I like this attribute.


> b) Extended audio descriptions
>
> As mentioned above, a visually-complicated scene may not be fully described
> within a silent space in the original audio track. For that case, guidelines
> for audio descriptions recommend using extended descriptions. WCAG 2.0
> (level AAA) also include it.
>
> In our experiments, the use of extended descriptions made two important
> advantages. First, it was nearly impossible to sufficiently describe a kind
> of instructional video without extended descriptions. Second, it allowed a
> novice describer to effectively describe at least a short video because it
> did not require special skills to make an appropriate description within a
> very limited time frame.

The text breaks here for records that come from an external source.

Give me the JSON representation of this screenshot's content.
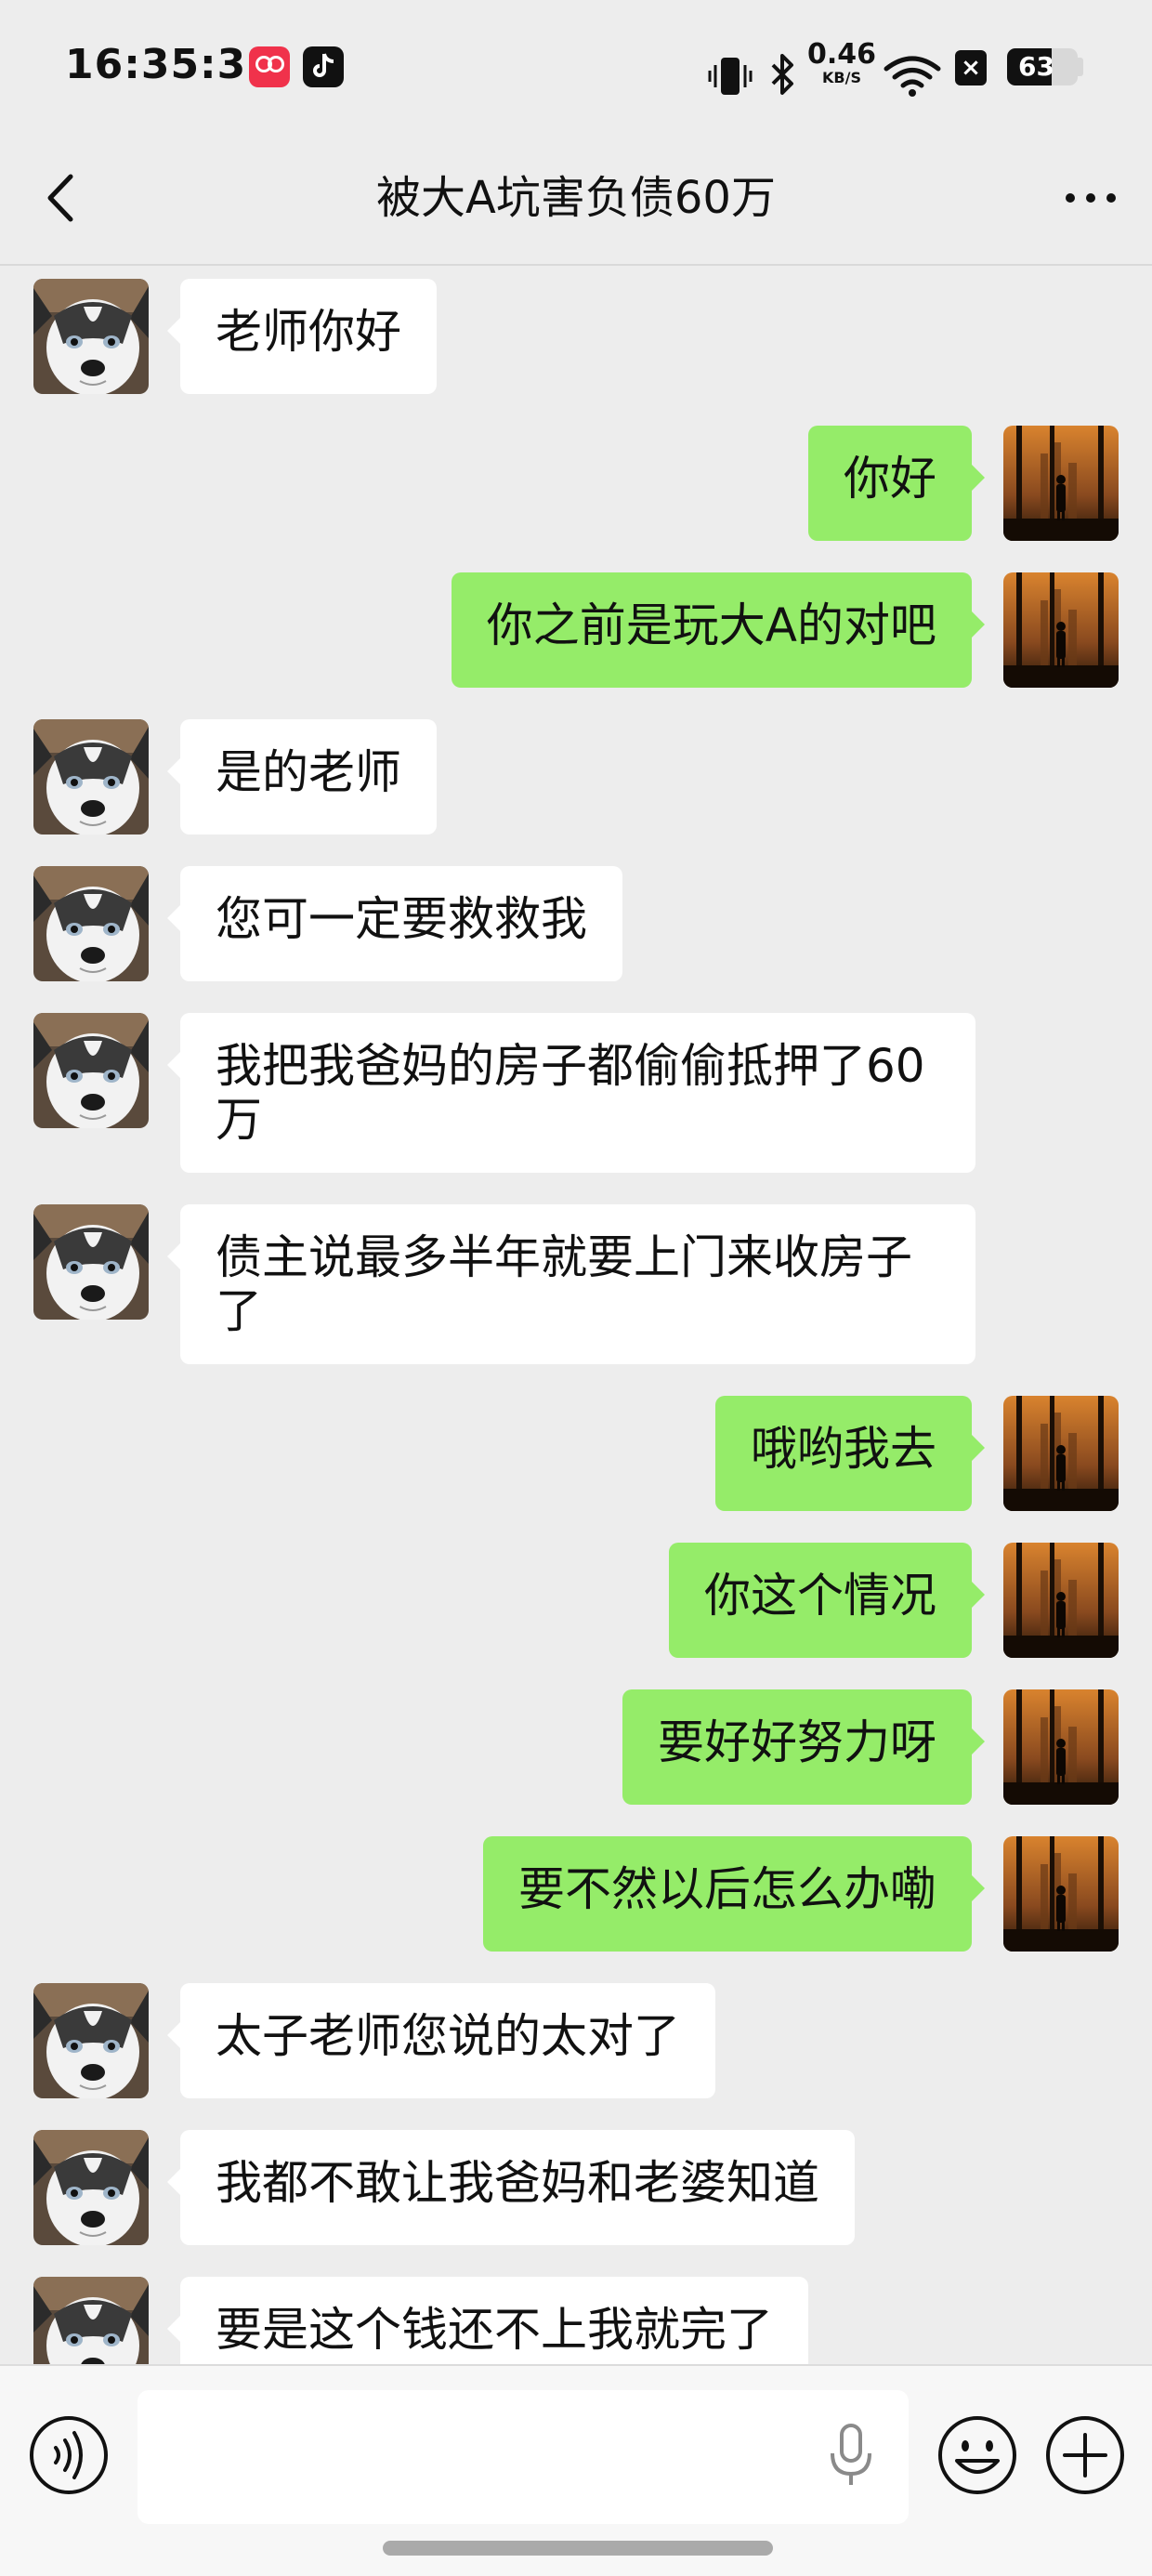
{
  "status_bar": {
    "time": "16:35:31",
    "app_icons": [
      "red-app-icon",
      "tiktok-icon"
    ],
    "indicators": [
      "vibrate-icon",
      "bluetooth-icon",
      "wifi-icon"
    ],
    "net_speed_value": "0.46",
    "net_speed_unit": "KB/S",
    "x_icon": "×",
    "battery_percent": "63",
    "battery_level": 0.63
  },
  "title_bar": {
    "title": "被大A坑害负债60万",
    "back_icon": "chevron-left-icon",
    "more_icon": "ellipsis-icon"
  },
  "messages": [
    {
      "side": "left",
      "text": "老师你好"
    },
    {
      "side": "right",
      "text": "你好"
    },
    {
      "side": "right",
      "text": "你之前是玩大A的对吧"
    },
    {
      "side": "left",
      "text": "是的老师"
    },
    {
      "side": "left",
      "text": "您可一定要救救我"
    },
    {
      "side": "left",
      "text": "我把我爸妈的房子都偷偷抵押了60万"
    },
    {
      "side": "left",
      "text": "债主说最多半年就要上门来收房子了"
    },
    {
      "side": "right",
      "text": "哦哟我去"
    },
    {
      "side": "right",
      "text": "你这个情况"
    },
    {
      "side": "right",
      "text": "要好好努力呀"
    },
    {
      "side": "right",
      "text": "要不然以后怎么办嘞"
    },
    {
      "side": "left",
      "text": "太子老师您说的太对了"
    },
    {
      "side": "left",
      "text": "我都不敢让我爸妈和老婆知道"
    },
    {
      "side": "left",
      "text": "要是这个钱还不上我就完了"
    }
  ],
  "input_bar": {
    "value": "",
    "placeholder": "",
    "icons": [
      "voice-icon",
      "microphone-icon",
      "emoji-icon",
      "plus-icon"
    ]
  },
  "colors": {
    "background": "#ededed",
    "self_bubble": "#95ec69",
    "other_bubble": "#ffffff"
  }
}
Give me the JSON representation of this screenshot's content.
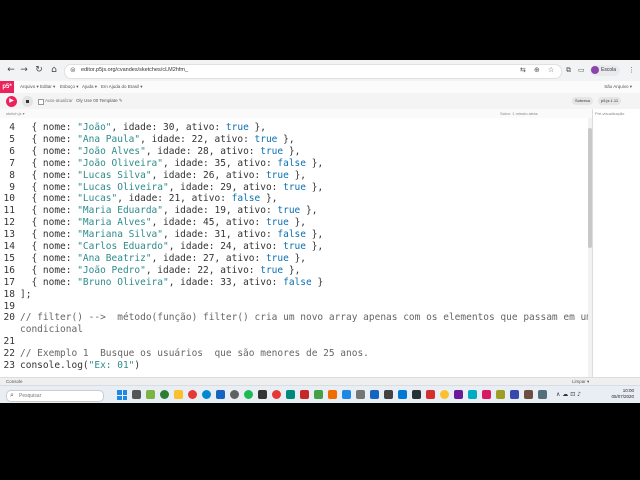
{
  "browser": {
    "url": "editor.p5js.org/cvandes/sketches/cLM2hfm_",
    "profile_label": "Escola"
  },
  "p5": {
    "logo": "p5*",
    "menu": [
      "Arquivo ▾",
      "Editar ▾",
      "Esboço ▾",
      "Ajuda ▾",
      "Em Ajuda do Brasil ▾"
    ],
    "language": "São Arquivo ▾",
    "autorun_label": "Auto-atualizar",
    "sketch_name": "Oly Use 00 Template ✎",
    "settings_label": "Sobreca",
    "version_label": "p5.js 1.11",
    "file_label": "sketch.js ▾",
    "saved_label": "Salvo: 1 minuto atrás",
    "preview_label": "Pré-visualização",
    "console_label": "Console",
    "console_clear": "Limpar ▾"
  },
  "editor": {
    "lines": [
      {
        "n": "4",
        "segs": [
          [
            "p",
            "  { nome: "
          ],
          [
            "s",
            "\"João\""
          ],
          [
            "p",
            ", idade: 30, ativo: "
          ],
          [
            "k",
            "true"
          ],
          [
            "p",
            " },"
          ]
        ]
      },
      {
        "n": "5",
        "segs": [
          [
            "p",
            "  { nome: "
          ],
          [
            "s",
            "\"Ana Paula\""
          ],
          [
            "p",
            ", idade: 22, ativo: "
          ],
          [
            "k",
            "true"
          ],
          [
            "p",
            " },"
          ]
        ]
      },
      {
        "n": "6",
        "segs": [
          [
            "p",
            "  { nome: "
          ],
          [
            "s",
            "\"João Alves\""
          ],
          [
            "p",
            ", idade: 28, ativo: "
          ],
          [
            "k",
            "true"
          ],
          [
            "p",
            " },"
          ]
        ]
      },
      {
        "n": "7",
        "segs": [
          [
            "p",
            "  { nome: "
          ],
          [
            "s",
            "\"João Oliveira\""
          ],
          [
            "p",
            ", idade: 35, ativo: "
          ],
          [
            "k",
            "false"
          ],
          [
            "p",
            " },"
          ]
        ]
      },
      {
        "n": "8",
        "segs": [
          [
            "p",
            "  { nome: "
          ],
          [
            "s",
            "\"Lucas Silva\""
          ],
          [
            "p",
            ", idade: 26, ativo: "
          ],
          [
            "k",
            "true"
          ],
          [
            "p",
            " },"
          ]
        ]
      },
      {
        "n": "9",
        "segs": [
          [
            "p",
            "  { nome: "
          ],
          [
            "s",
            "\"Lucas Oliveira\""
          ],
          [
            "p",
            ", idade: 29, ativo: "
          ],
          [
            "k",
            "true"
          ],
          [
            "p",
            " },"
          ]
        ]
      },
      {
        "n": "10",
        "segs": [
          [
            "p",
            "  { nome: "
          ],
          [
            "s",
            "\"Lucas\""
          ],
          [
            "p",
            ", idade: 21, ativo: "
          ],
          [
            "k",
            "false"
          ],
          [
            "p",
            " },"
          ]
        ]
      },
      {
        "n": "11",
        "segs": [
          [
            "p",
            "  { nome: "
          ],
          [
            "s",
            "\"Maria Eduarda\""
          ],
          [
            "p",
            ", idade: 19, ativo: "
          ],
          [
            "k",
            "true"
          ],
          [
            "p",
            " },"
          ]
        ]
      },
      {
        "n": "12",
        "segs": [
          [
            "p",
            "  { nome: "
          ],
          [
            "s",
            "\"Maria Alves\""
          ],
          [
            "p",
            ", idade: 45, ativo: "
          ],
          [
            "k",
            "true"
          ],
          [
            "p",
            " },"
          ]
        ]
      },
      {
        "n": "13",
        "segs": [
          [
            "p",
            "  { nome: "
          ],
          [
            "s",
            "\"Mariana Silva\""
          ],
          [
            "p",
            ", idade: 31, ativo: "
          ],
          [
            "k",
            "false"
          ],
          [
            "p",
            " },"
          ]
        ]
      },
      {
        "n": "14",
        "segs": [
          [
            "p",
            "  { nome: "
          ],
          [
            "s",
            "\"Carlos Eduardo\""
          ],
          [
            "p",
            ", idade: 24, ativo: "
          ],
          [
            "k",
            "true"
          ],
          [
            "p",
            " },"
          ]
        ]
      },
      {
        "n": "15",
        "segs": [
          [
            "p",
            "  { nome: "
          ],
          [
            "s",
            "\"Ana Beatriz\""
          ],
          [
            "p",
            ", idade: 27, ativo: "
          ],
          [
            "k",
            "true"
          ],
          [
            "p",
            " },"
          ]
        ]
      },
      {
        "n": "16",
        "segs": [
          [
            "p",
            "  { nome: "
          ],
          [
            "s",
            "\"João Pedro\""
          ],
          [
            "p",
            ", idade: 22, ativo: "
          ],
          [
            "k",
            "true"
          ],
          [
            "p",
            " },"
          ]
        ]
      },
      {
        "n": "17",
        "segs": [
          [
            "p",
            "  { nome: "
          ],
          [
            "s",
            "\"Bruno Oliveira\""
          ],
          [
            "p",
            ", idade: 33, ativo: "
          ],
          [
            "k",
            "false"
          ],
          [
            "p",
            " }"
          ]
        ]
      },
      {
        "n": "18",
        "segs": [
          [
            "p",
            "];"
          ]
        ]
      },
      {
        "n": "19",
        "segs": []
      },
      {
        "n": "20",
        "segs": [
          [
            "c",
            "// filter() -->  método(função) filter() cria um novo array apenas com os elementos que passam em um teste"
          ]
        ]
      },
      {
        "n": "",
        "segs": [
          [
            "c",
            "condicional"
          ]
        ]
      },
      {
        "n": "21",
        "segs": []
      },
      {
        "n": "22",
        "segs": [
          [
            "c",
            "// Exemplo 1  Busque os usuários  que são menores de 25 anos."
          ]
        ]
      },
      {
        "n": "23",
        "segs": [
          [
            "p",
            "console.log("
          ],
          [
            "s",
            "\"Ex: 01\""
          ],
          [
            "p",
            ")"
          ]
        ]
      }
    ]
  },
  "taskbar": {
    "search_placeholder": "Pesquisar",
    "tray_text": "∧  ☁  ⊡  ♪",
    "time": "10:00",
    "date": "05/07/2020"
  },
  "colors": {
    "p5_pink": "#ed225d",
    "string": "#2e8b8b",
    "keyword": "#0b6fb3"
  }
}
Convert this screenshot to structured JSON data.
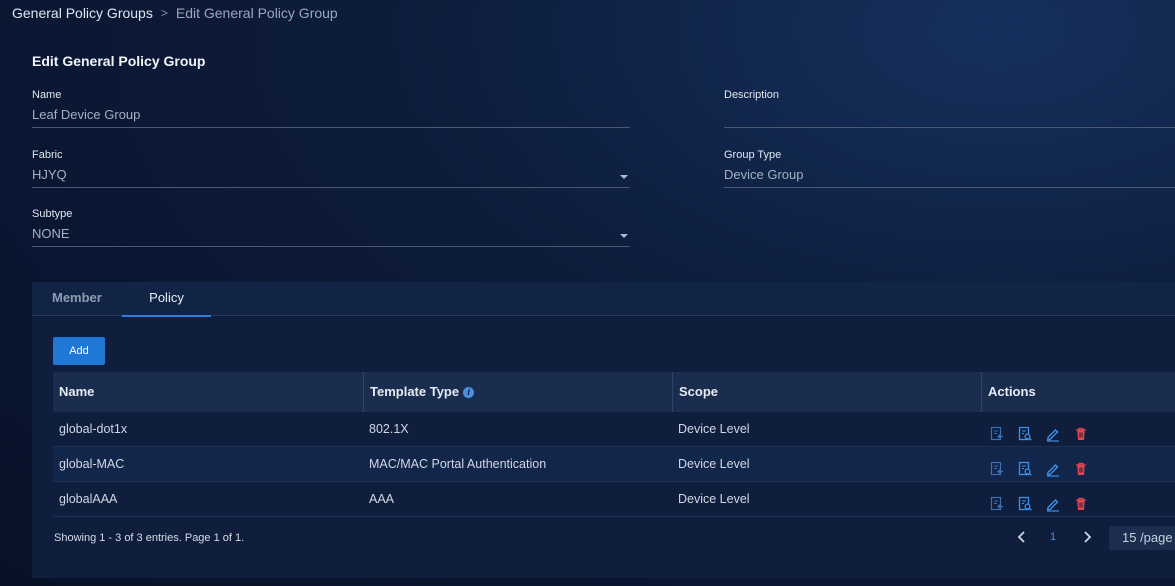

I think these advantages strongly encourage us to
> include extended descriptions into the proposal.
>
> If we have the 'overflow=extend' attribute introduced above, we will be able
> to make an fully-extended description simply by specifying the same time for
> both 'begin' and 'end' times.


Yeah, I agree, the overflow attribute would satisfy this requirement.


> c) Support of SSML
>
> The SubRip srt format can produce minimal audio descriptions, and even
> minimal descriptions can greatly help people who are blind or have low
> vision.
> But just like captions sometimes need TTML instead of srt, textual audio
> descriptions may need SSML (and EmotionML) to produce richer descriptions.
> This includes the voice gender, speech rate, volume, prosody, emotions,
> pre-recorded audio files, etc.
>
> In our experiments, it was indicated that the speech quality for audio
> descriptions is more critical than that for usual screen reading because of
> two reasons. First, users often want to be relaxed when watching a video.
> Second, they are forced to frequently switch their attention between
> synthesized descriptions and human conversations in the original audio
> track.
>
> As common TTS engines such as Cepstral already support SSML, we can consider
> it in the proposal. I think what a Web browser needs to do is simply pass
> SSML to the TTS engine.


That would be one way to support it. Do you know if Web browsers
support SSML natively?

Also, there is Speech CSS (see http://www.w3.org/TR/css3-speech/),
which seems to provide for the same functionality. Have you
experimented with Speech CSS? Do you know if TTS engines support it?


Cheers,
Silvia.

Received on Wednesday, 5 May 2010 00:12:01 UTC